Segundo os autos, durante o inquérito, a Polícia Civil requereu medidas judiciais de quebra de sigilo fiscal e de dados, interceptação telefônica, prisão preventiva, sequestro de bens e busca e apreensão. A prisão foi indeferida pelo juiz, e as outras medidas foram cumpridas pela polícia.
Um dos investigados, em habeas corpus, alegou a incompetência da Justiça estadual para a aplicação das medidas cautelares, sob o argumento de que as verbas transferidas pelo SUS aos entes federados, embora incorporadas aos respectivos fundos, não deixam de ser federais, o que determinaria automaticamente a competência da Justiça Federal. Assim, seriam nulas as provas colhidas por ordem do juízo incompetente.
O pedido não foi conhecido pelo tribunal estadual, o qual consignou que não seria o habeas corpus meio adequado para discutir a questão. Ao STJ, a defesa reforçou os mesmos argumentos.
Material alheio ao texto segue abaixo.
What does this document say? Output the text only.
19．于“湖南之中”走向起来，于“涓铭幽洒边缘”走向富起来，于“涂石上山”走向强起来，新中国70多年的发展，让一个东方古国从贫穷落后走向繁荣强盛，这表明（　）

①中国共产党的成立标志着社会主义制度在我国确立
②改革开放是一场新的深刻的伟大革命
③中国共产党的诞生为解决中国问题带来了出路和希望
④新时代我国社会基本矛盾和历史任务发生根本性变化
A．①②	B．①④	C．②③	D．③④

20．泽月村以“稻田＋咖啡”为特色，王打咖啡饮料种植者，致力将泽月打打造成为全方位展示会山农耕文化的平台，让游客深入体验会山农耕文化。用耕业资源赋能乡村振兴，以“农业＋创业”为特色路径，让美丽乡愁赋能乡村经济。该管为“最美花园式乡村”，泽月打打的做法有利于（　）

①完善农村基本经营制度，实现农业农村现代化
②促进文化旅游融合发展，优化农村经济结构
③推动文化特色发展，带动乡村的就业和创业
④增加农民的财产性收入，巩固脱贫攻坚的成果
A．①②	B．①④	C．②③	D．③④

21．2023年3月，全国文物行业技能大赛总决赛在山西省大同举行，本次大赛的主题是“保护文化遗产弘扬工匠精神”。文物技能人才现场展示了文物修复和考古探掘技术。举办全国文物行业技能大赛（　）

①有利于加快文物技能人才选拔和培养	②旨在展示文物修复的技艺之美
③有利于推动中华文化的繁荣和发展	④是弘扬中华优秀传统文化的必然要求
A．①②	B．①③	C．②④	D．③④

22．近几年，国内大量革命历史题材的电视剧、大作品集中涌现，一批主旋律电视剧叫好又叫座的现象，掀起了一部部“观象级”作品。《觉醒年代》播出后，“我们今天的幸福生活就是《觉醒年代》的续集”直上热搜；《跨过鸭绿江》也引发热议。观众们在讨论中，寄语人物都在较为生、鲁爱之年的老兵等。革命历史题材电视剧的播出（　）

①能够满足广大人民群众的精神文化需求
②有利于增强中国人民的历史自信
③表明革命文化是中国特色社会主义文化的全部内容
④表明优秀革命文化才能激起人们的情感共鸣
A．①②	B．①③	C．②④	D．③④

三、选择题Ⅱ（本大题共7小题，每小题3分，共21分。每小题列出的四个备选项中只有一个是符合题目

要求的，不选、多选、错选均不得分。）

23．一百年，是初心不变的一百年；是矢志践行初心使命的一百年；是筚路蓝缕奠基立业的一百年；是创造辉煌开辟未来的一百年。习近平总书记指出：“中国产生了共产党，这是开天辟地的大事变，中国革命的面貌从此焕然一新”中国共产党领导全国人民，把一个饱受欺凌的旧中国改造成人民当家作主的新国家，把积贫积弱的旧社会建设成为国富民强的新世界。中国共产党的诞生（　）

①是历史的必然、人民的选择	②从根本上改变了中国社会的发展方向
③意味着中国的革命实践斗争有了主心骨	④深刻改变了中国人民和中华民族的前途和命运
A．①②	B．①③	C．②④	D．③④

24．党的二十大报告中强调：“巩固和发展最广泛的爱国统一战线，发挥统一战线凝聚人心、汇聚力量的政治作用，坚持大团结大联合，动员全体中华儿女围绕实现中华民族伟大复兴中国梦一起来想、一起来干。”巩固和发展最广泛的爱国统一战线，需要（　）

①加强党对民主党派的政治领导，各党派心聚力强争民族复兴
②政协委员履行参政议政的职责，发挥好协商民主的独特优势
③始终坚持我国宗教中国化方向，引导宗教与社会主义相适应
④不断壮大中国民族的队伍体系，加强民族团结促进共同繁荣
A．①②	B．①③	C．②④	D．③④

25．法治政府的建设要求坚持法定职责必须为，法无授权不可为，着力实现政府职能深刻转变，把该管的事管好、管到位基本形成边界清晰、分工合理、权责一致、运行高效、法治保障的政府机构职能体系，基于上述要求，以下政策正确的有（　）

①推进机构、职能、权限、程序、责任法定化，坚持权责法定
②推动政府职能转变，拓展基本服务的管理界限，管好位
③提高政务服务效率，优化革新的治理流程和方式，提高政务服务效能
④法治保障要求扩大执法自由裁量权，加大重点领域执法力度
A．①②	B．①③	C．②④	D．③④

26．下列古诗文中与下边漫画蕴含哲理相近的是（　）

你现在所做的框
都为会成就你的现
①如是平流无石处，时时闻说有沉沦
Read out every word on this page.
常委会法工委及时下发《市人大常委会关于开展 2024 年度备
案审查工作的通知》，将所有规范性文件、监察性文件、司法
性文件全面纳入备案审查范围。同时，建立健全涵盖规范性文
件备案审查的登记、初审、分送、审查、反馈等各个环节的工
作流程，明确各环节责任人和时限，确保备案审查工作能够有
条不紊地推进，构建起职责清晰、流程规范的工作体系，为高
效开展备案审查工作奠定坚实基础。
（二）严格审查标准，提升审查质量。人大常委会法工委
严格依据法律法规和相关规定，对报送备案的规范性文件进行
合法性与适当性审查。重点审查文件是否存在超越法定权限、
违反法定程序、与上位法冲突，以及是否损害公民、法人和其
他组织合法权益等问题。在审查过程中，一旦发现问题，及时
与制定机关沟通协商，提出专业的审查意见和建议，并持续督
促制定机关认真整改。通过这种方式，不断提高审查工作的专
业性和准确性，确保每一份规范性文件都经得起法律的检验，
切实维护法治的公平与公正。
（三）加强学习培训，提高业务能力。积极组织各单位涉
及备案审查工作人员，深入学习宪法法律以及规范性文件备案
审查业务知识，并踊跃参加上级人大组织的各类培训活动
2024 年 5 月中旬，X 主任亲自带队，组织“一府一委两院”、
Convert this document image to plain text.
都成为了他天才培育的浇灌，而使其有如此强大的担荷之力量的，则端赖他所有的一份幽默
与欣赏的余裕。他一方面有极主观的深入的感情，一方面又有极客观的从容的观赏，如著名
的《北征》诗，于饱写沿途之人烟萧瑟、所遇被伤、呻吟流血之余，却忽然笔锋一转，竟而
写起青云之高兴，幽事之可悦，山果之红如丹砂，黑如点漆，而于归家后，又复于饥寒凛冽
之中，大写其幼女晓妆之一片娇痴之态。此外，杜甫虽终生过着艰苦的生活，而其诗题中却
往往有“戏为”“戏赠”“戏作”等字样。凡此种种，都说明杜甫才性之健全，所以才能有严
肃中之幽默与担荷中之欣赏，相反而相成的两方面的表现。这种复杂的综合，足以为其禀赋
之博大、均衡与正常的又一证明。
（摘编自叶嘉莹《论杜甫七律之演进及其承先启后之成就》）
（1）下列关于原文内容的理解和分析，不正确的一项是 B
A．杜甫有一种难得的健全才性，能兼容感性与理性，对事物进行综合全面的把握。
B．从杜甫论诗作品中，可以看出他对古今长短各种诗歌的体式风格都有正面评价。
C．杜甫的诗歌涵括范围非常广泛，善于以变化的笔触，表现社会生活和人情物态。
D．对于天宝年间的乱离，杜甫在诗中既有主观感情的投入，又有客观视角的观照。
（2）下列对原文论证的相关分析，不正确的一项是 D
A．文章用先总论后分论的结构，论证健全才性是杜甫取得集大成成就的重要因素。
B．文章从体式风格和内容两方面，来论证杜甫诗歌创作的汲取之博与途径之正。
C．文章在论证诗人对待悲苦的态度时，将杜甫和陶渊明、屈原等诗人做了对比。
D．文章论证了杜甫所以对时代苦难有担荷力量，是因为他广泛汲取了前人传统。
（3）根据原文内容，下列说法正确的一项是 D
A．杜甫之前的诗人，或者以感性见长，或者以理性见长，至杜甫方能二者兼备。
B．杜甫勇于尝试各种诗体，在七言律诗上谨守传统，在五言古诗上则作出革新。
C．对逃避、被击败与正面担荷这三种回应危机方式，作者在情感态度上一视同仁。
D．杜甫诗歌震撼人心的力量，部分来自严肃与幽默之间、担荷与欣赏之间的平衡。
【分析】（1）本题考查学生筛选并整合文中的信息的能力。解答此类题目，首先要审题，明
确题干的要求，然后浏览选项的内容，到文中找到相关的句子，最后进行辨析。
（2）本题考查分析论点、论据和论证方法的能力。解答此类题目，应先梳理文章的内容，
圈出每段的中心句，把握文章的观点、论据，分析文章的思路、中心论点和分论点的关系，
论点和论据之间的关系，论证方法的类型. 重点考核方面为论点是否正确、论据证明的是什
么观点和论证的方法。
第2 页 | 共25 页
Atos processuais praticados devem ser avaliados pelo juízo competente
Em seu voto, o relator do recurso, ministro Ribeiro Dantas, ponderou que, de fato, a jurisprudência do STJ tem entendido que a ocorrência de desvio de verbas do SUS atrai a competência da Justiça Federal, tendo em vista o dever de fiscalização e supervisão da União nesse caso.
Entretanto, destacou o ministro, ainda que se reconheça a incompetência do juízo estadual, os atos processuais até então praticados devem ser avaliados pelo juízo competente, para que ele decida se os valida ou não.
“Nesta Corte Superior de Justiça, é pacífica a aplicabilidade da teoria do juízo aparente para ratificar medidas cautelares no curso do inquérito policial, quando autorizadas por juízo aparentemente competente”, afirmou.
Ribeiro Dantas citou precedentes nos quais a Primeira e a Segunda Turma do Supremo Tribunal Federal (STF) entenderam que, devido à aplicação dessa teoria no processo investigativo, as provas colhidas ou autorizadas por juízo aparentemente competente à época da autorização ou da produção podem ser ratificadas posteriormente, mesmo que se reconheça a incompetência do juízo.
O recurso ficou assim ementado:
AGRAVO REGIMENTAL NO RECURSO ORDINÁRIO EM HABEAS CORPUS. DESVIO DE VERBAS PÚBLICAS DO SUS. INCOMPETÊNCIA. RECONHECIMENTO. TEORIA DO JUÍZO APARENTE. AVALIAÇÃO DA VALIDADE DA PROVA. ATRIBUIÇÃO DO JUIZ FEDERAL. AGRAVO PROVIDO.
1. Conforme se percebe em pesquisa, na jurisprudência desta Corte, tem-se entendido, de maneira ampla, que os desvios de verbas do Sistema Único de Saúde – SUS – atrai a competência da Justiça Federal, tendo em vista o dever de fiscalização e supervisão do governo federal.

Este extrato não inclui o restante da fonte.